Hit board game Scrabble went on sale in the UK on this day in 1955, but far from being an overnight success, the US words-and-letters game had taken 17 years from its invention to cross the Atlantic.
Unemployed New York architect Alfred Butts invented the game in 1938 having set out to create a game that combined skill and chance with the fad for anagrams and crossword puzzles.
The first sets of the game he called Criss-Crosswords had only letters and no board. Only when Butts (below, in 1974) gave up trying to find a distributor and sold the rights to entrepreneur James Brunot did the new owner create a board, add the bonus squares and trademark the game.

In 1948 Brunot came up with the name ‘Scrabble’, meaning ‘to grope frantically’, and, in a converted school house on Connecticut, he and his wife produced the first 2,400 sets, but lost $450 in the process due to poor sales.

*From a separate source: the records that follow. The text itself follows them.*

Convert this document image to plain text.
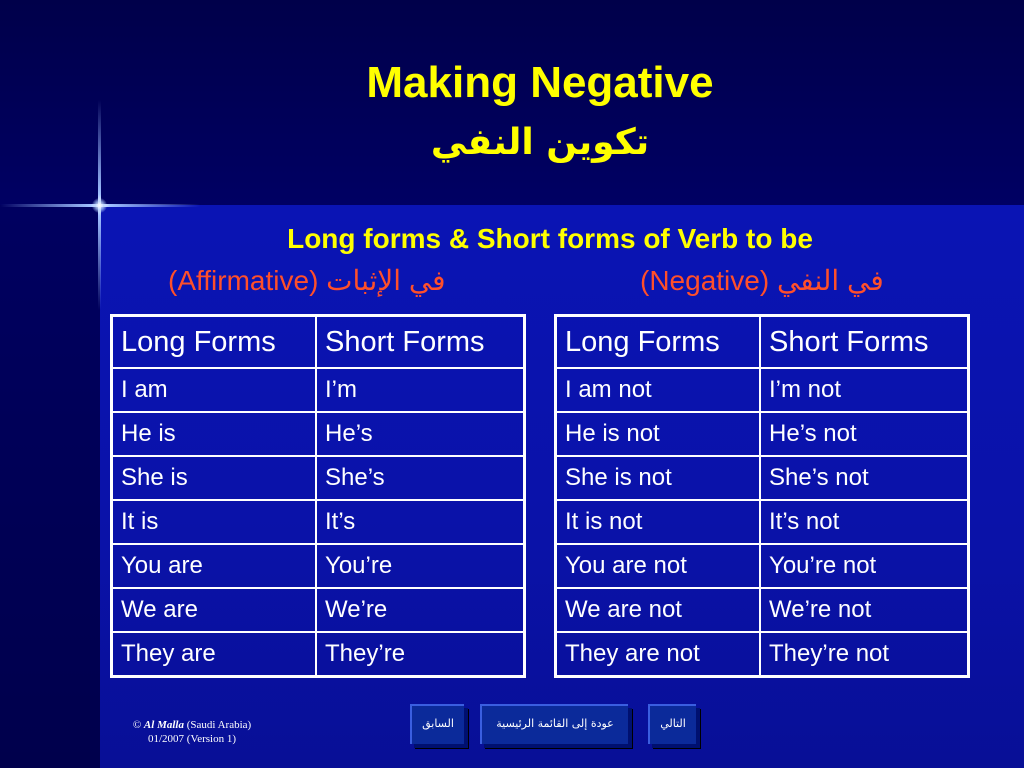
Making Negative
تكوين النفي
Long forms & Short forms of Verb to be
(Affirmative) في الإثبات	(Negative) في النفي
Long Forms	Short Forms
I am	I’m
He is	He’s
She is	She’s
It is	It’s
You are	You’re
We are	We’re
They are	They’re
Long Forms	Short Forms
I am not	I’m not
He is not	He’s not
She is not	She’s not
It is not	It’s not
You are not	You’re not
We are not	We’re not
They are not	They’re not
© Al Malla (Saudi Arabia)
01/2007 (Version 1)
السابق	عودة إلى القائمة الرئيسية	التالي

But word of the word game got round and a big order from Macy’s secured Scrabble’s future – supposedly after the company president played it on holiday and couldn’t find a copy in his own department stores.
By 1952 Brunot had to license a nationwide game maker to market and distribute the game, and it was such a success in the US that in 1954 JW Spear acquired the overseas distribution rights, with UK and Australia players the first outside North America to pit their word knowledge against friends and family.
Some 150 million sets have been sold worldwide since, and 53% of UK homes are said to own a Scrabble set.
[December 15, 1979: Missing Scrabble letters lead to invention of global hit Trivial Pursuit]
Scrabble – Did you know?
-
As well as Criss-Crosswords, Alfred Butts' early names for the game were Lexiko and, bizarrely, It.
-
Butts decided on the various letter values by analysing how many times each letter appeared on the front page of the New York Times.
-
The values have remained ever since, despite frequent calls – backed up by computer analysis – to make the values reflect modern usage.
-
The original carved wooden tiles were changed to flat plastic tiles during the 1950s so that players couldn’t feel for high-scoring letters when they drew new tiles from the bag.
-
Scrabble is now available in 41 different languages including Esperanto, Latin and Basque. Each one has its own tile distribution and points system. In Polish, for instance, Z is worth just one point, while the Malaysian version has 19 ‘A’ tiles - almost a fifth of the 100-tile set.
-
There are Scrabble World Championships in English, French and Spanish.
-
QI is the most commonly played word in Tournament Scrabble. It’s pronounced ‘chee’ and means ‘life force’ or ‘energy’ in Mandarin.

-
In 1998 the Army and the Navy played a game of Scrabble on the Wembley Stadium pitch to mark the game’s 50th anniversary. The board (pictured above) measured 900 square metres and each two-metre-square tile had to be put in place by two people. For the record, the Navy won.
-
A Welsh edition, launched in 2005, contains individual tiles for the language’s characteristic LL, TH and DD sounds. There is no Z or Q in Welsh, so two other combinations, NG and RH, constitute the game’s 10-point tiles.
-
In 2008, current owners Hasbro tinkered with the idea of adding apostrophes and hyphens to the game to permit contractions such WON’T, DOESN’T and SHOULD’VE, as well as possessives such as HOUSE’S. The idea was eventually rejected.
-
Scrabble had a role in the creation of another best-selling board game. It was over a game of Scrabble in 1979 that Chris Haney and Scott Abbott devised question-and-answer game Trivial Pursuit.